Cost-effectiveness of nutrition support
The estimated additional annual cost of treating patients with moderate and high risk of malnutrition compared to those with low risk is approximately £5 billion in the United Kingdom (2005 figures)—around 6% of the entire health care budget. Oral nutrition support has been shown to reduce mortality by upto 24% compared to unsupplemented patients in certain hospital and community settings. In addition, the reduced complications (odds ratio 0.29—confidence intervals 0.18–0.47) and lengths of hospital inpatient stay result in significant cost savings with oral nutrition support. Perhaps unsurprisingly (given that comparator groups are likely to be significantly undernourished), studies have demonstrated even greater outcome benefits with the use of enteral nutrition support where indicated.

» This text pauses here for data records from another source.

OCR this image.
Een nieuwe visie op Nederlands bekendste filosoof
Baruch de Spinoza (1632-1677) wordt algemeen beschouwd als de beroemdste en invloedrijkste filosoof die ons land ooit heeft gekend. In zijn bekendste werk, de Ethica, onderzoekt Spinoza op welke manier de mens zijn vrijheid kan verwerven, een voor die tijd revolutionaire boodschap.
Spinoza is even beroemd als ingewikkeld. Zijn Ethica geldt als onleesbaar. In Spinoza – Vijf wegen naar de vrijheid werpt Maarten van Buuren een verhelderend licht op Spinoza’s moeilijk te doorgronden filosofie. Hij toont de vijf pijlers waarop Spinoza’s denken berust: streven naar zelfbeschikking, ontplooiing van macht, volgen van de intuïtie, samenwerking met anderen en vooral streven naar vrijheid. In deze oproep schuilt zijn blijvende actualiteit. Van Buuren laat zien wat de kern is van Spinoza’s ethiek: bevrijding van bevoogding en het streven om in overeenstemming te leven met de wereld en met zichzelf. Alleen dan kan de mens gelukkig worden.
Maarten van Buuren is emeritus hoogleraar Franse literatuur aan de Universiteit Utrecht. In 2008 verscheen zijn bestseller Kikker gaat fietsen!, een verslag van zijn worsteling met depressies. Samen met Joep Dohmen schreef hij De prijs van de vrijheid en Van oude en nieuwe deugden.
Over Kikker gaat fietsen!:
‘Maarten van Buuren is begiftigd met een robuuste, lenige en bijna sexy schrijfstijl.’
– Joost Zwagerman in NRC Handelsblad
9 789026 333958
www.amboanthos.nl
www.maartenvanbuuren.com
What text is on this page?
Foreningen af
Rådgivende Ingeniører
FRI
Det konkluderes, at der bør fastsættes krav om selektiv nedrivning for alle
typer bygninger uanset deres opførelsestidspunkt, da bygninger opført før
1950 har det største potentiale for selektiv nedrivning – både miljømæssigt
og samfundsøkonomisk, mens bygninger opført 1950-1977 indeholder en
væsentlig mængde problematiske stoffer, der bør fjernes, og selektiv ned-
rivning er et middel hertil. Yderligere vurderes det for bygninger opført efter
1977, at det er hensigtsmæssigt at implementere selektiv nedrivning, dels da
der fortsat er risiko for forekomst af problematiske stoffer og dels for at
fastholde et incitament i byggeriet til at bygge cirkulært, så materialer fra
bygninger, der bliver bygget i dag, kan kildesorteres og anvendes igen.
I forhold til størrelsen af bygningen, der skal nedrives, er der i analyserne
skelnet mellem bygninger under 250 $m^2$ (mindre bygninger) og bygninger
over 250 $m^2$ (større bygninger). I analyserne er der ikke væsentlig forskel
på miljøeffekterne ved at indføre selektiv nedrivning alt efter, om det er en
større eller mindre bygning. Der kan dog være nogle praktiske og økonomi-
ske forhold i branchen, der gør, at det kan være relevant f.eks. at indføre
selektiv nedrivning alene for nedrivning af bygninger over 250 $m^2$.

Most importantly, an increased awareness of the critical importance of nutrition in clinical care is likely to improve the recognition of malnutrition and lead to the institution of appropriate preventive measures—with significant benefits in all areas of clinical medicine.
Few innovative nutritional interventions (including novel nutrient substrates that modulate disease processes and disease-specific feeds—Table 5) are yet in routine clinical use despite considerable theoretical promise, due to the lack of adequately powered trials. Much potential still remains to be unlocked in the field of therapeutic nutrition.